ポロッと溢さなければ、皇帝にはバレない って

ことだよな。口を開かないのが 一番だな。


『さて... 』


皇帝やベルゼを喚ぶ前に、全員ミカエルに注目したが、ハティが『ゾイ』と喚んだ。


沙耶ちゃんの店は、昼下がりの占いと仕込みの時間くらいだったので『ハティ、喚んだ?』と

ゾイは すぐに顕れたが、カウンターのミカエルに気付くと、顔を赤くしている。


『喚ばないんじゃなかったのか?』と、ミカエルはムッとしていたが

ハティは『今、珈琲のためだけだ』と、ゾイをカウンターへ向かわせ、朋樹は キミサマにつくので

オレとルカがカウンターにいることになった。


カウンターに入ったゾイは

『こんにちは... 』と、ミカエルに挨拶したが

なかなか顔が見れていない。


『着替えてみたんだ。お前みたいに』


ミカエルが言うと

『似合います。素敵です』と ますます赤くなる。

女の子の照れ方なんだよな...  オレも照れるぜ。


『では、任せたぞ』と、シェムハザが ワインを持ってテーブルに向かうと、皇帝が喚ばれ、ベルゼも喚ばれた。


『ジェイド』


皇帝の声に振り向くと、ソファーで長い足を組み

相変わらず煙を上げながら ジェイドの肩を抱いていたが、『俺を話に喚ぶのは いつだ?』と 初めて見る 明るい笑顔で言っていた。


コーヒーを淹れてるゾイが、ちょっとテーブルに眼を向けると『俺がいるから大丈夫だぜ?』とか

ミカエルが言うから

『はい』って、顔を赤くするゾイだけでなく

オレらも素直に頷く。


『牛の頭蓋の面は?』

『ここにある』


長い 二本角の頭蓋は、まだ闇靄に染まったままの色だった。


『モレクの牢の場所が わかったとしても、どのようにして引っ張り出すかだ』


『奈落に侵入するしかないが... 』


『地の者が属する場所ではあるが』


『管轄は天だからな』


話し合いは難航した。

奈落に入ったことがあるのは、ミカエルと皇帝だけのようだ。皇帝は繋がれたんだけどさ。


『鎖のことがある。

ミカエルは侵入することになるな』


『牢の壁や地面に鎖が繋がっている訳ではない。

鎖に巻かれ、牢に監禁されている』


ジェイドじゃない方の手に持ったグラスを傾け

つまらなそうに 皇帝が言う。


『まったく退屈だった。

千年の内の二百年程は 奈落の者等をたぶらかして過ごしたが、その後は 解放の日まで眠っていた。
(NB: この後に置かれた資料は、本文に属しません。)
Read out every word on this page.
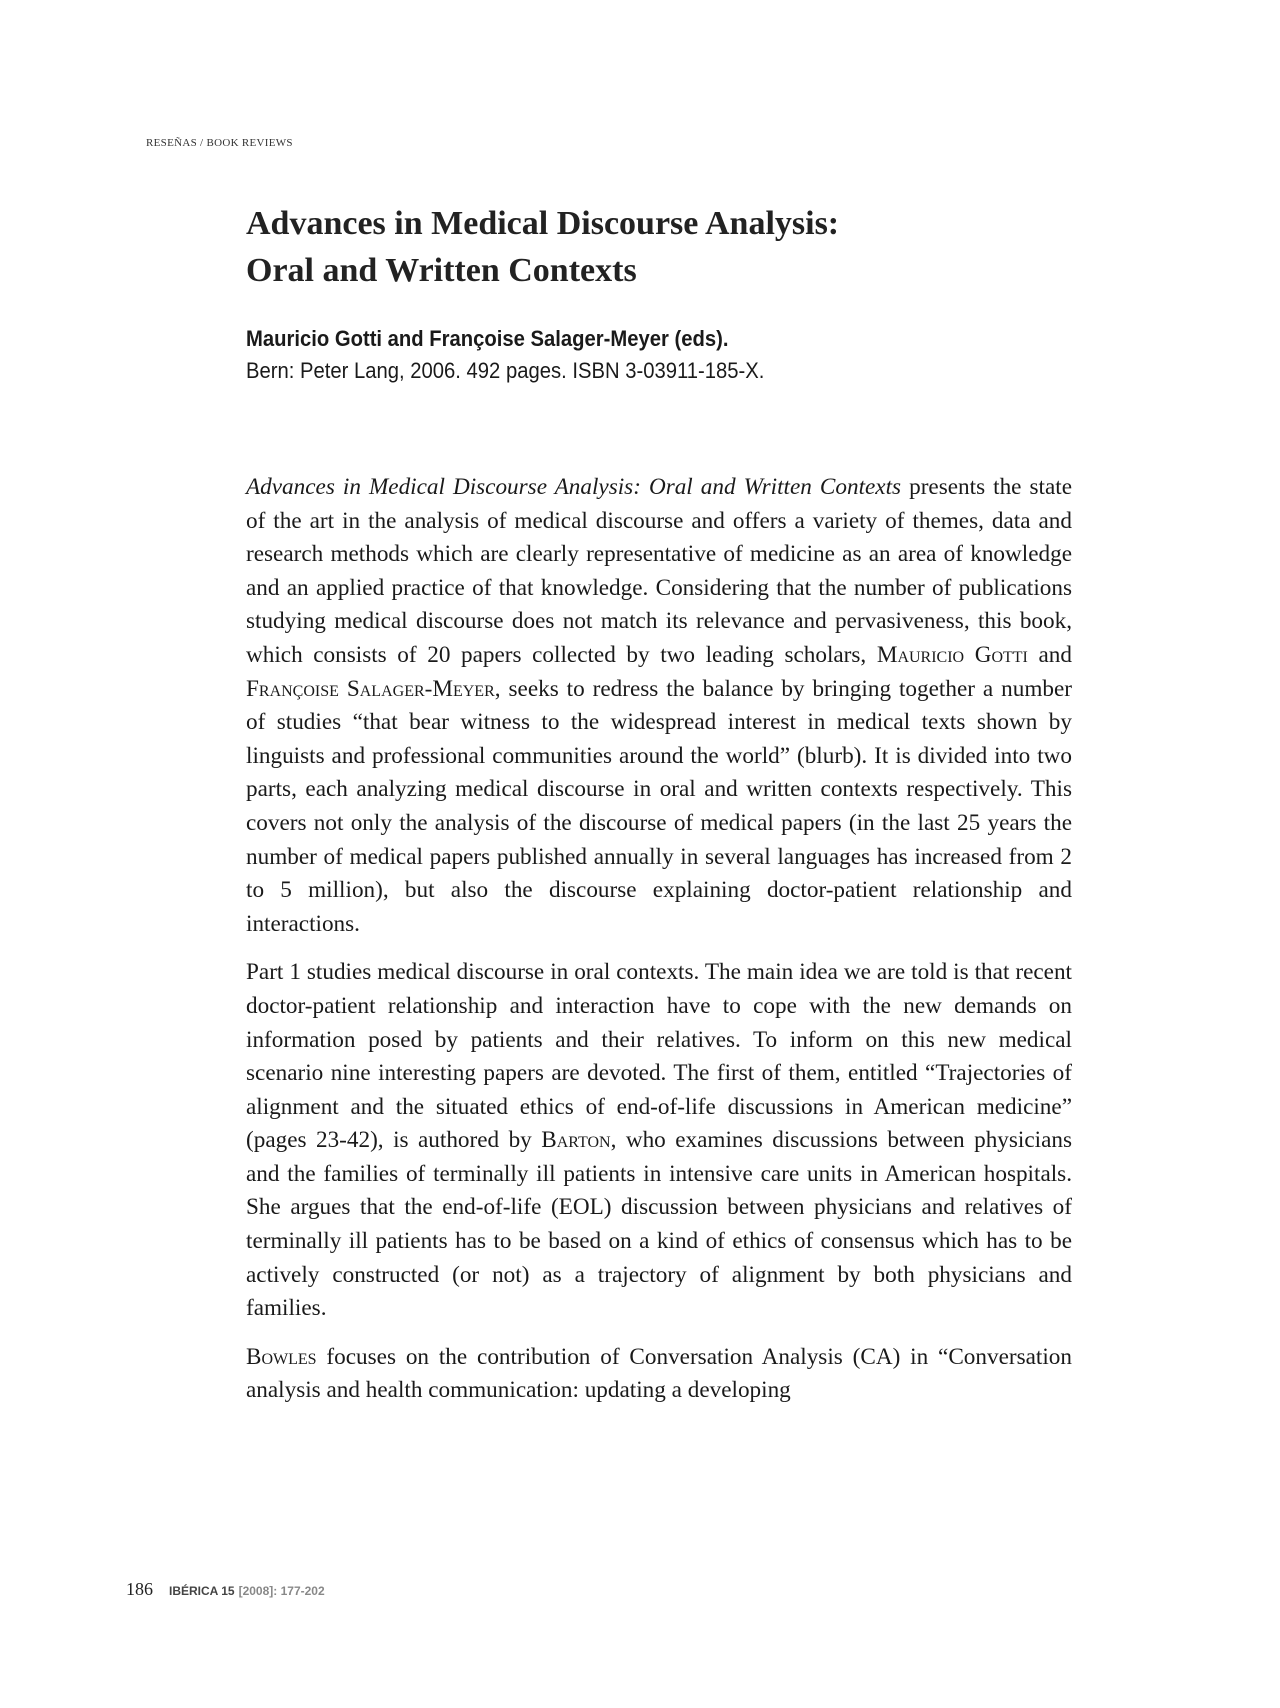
RESEÑAS / BOOK REVIEWS
Advances in Medical Discourse Analysis:
Oral and Written Contexts
Mauricio Gotti and Françoise Salager-Meyer (eds).
Bern: Peter Lang, 2006. 492 pages. ISBN 3-03911-185-X.

Advances in Medical Discourse Analysis: Oral and Written Contexts presents the state of the art in the analysis of medical discourse and offers a variety of themes, data and research methods which are clearly representative of medicine as an area of knowledge and an applied practice of that knowledge. Considering that the number of publications studying medical discourse does not match its relevance and pervasiveness, this book, which consists of 20 papers collected by two leading scholars, Mauricio Gotti and Françoise Salager-Meyer, seeks to redress the balance by bringing together a number of studies “that bear witness to the widespread interest in medical texts shown by linguists and professional communities around the world” (blurb). It is divided into two parts, each analyzing medical discourse in oral and written contexts respectively. This covers not only the analysis of the discourse of medical papers (in the last 25 years the number of medical papers published annually in several languages has increased from 2 to 5 million), but also the discourse explaining doctor-patient relationship and interactions.

Part 1 studies medical discourse in oral contexts. The main idea we are told is that recent doctor-patient relationship and interaction have to cope with the new demands on information posed by patients and their relatives. To inform on this new medical scenario nine interesting papers are devoted. The first of them, entitled “Trajectories of alignment and the situated ethics of end-of-life discussions in American medicine” (pages 23-42), is authored by Barton, who examines discussions between physicians and the families of terminally ill patients in intensive care units in American hospitals. She argues that the end-of-life (EOL) discussion between physicians and relatives of terminally ill patients has to be based on a kind of ethics of consensus which has to be actively constructed (or not) as a trajectory of alignment by both physicians and families.

Bowles focuses on the contribution of Conversation Analysis (CA) in “Conversation analysis and health communication: updating a developing

186 IBÉRICA 15 [2008]: 177-202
牢から出ても、奈落を出るまでは鎖に巻かれたままだった。

出る時は、鎖を解いた天使も周囲にいた者も狂わせてやったが』


怖ぇって...  何したんだよ...


オレらが “えー... ” って顔をしていると、ミカエルが、ゾイから渡されたコーヒーを飲みながら

『鎖を解いた天使は、まだラファエルの元にいる。ルシフェルにイカれちまってるから。

放っておくと、禁を犯して堕天する恐れがある』と、ため息をついた。皇帝に恋焦がれているらしい。
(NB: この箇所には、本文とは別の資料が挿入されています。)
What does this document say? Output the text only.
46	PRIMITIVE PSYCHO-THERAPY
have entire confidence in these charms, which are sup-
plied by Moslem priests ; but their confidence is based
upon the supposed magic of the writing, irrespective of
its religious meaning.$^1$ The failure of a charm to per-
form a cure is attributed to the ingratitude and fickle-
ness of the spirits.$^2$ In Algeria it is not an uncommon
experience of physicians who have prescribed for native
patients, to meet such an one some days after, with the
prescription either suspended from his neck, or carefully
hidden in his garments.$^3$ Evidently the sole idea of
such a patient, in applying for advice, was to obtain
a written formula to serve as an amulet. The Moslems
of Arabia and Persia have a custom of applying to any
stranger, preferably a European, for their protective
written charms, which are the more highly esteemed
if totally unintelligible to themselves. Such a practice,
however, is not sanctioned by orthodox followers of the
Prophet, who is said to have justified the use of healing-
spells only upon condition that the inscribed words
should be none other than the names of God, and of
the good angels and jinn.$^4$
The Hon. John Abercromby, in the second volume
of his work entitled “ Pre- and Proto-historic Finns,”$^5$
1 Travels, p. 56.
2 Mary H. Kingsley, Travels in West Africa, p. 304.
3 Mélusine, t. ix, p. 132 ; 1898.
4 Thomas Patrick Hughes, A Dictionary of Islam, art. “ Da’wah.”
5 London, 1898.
『それなら、牢の扉の錠を解放すれば良い ということか?』


『そういうことだ。モレクのからの身体は

牛の頭蓋に残った魂に引かれ、自ら歩いてくる。

運ぶ必要はない』


『だが、当然 邪魔は入るだろう?』


『奈落の隙間、別口から牢までを 掃除しておけばいいだろう? 牢に着くまでに それをやる』


『どうやってだろ?』と、ルカが独り言みたいに言うと、カウンターに頬杖ついたミカエルに

『全殲滅』と答えられ、またオレらは黙った。


『アバドンに気取られる ということは?』


『もちろん考えられる。

アバドンの気を反らすには?』


『奇襲が手っ取り早いが、配下が幾人も囚われることを考えると... 』


『奈落に奇襲など、天の軍が降りる。

囚われるどころか、その場で殲滅だろ』


『天の軍が降りたら、奈落も調査されるんじゃねぇの?』と、ミカエルに聞くと

『いや。目的のない調査はされない』らしい。

天って、基本的に 疑わしいだけじゃ動かねぇみたいなんだよな。

事が露見するか、何か起こるまでは “信じる” っていうスタンスだ。


それからはまたアバドンの気を反らす案を考えることになって、『召喚すれば?』

『地上が蝗害でやられても構わんのならな』と

なかなか良い案は出なかった。


途中で、ソファーを立ったベルゼが

カウンターに来て『ミカエル』と呼んだので

ルカが椅子をずれて、ミカエルの隣を空ける。


途端に緊張したゾイに、帽子を脱いで微笑み

『“ベルゼ” と呼んでいい』と、握手する。


今日もアリスの帽子屋のような ベルゼは

ミカエルに『私は、お前の友ではないが 敵でもない。だって、お前達の父を信じる人間の魂は

奪ってないから』と、無理な説明をした。


『お前、何が言いたいんだ?』


ミカエルが ベルゼに聞いている時に、皇帝もカウンターの方に興味を示したが

『ルシファー。俺を妬かせるなよ』と

ボティスに止められ、機嫌良く座り直した。


『手は組まないが、この件に於いて

お互いに “裏切らない” という協定だ』


『内容による』と、カップの残りを飲み干した

ミカエルに、ベルゼは

『罪人を連行するのは どうだ?』と 言った。


それで 計画が立ち

『次はラキアのタルト持って行くからな』と

ゾイは帰したが、今は 一の山に、皆 一緒にいる。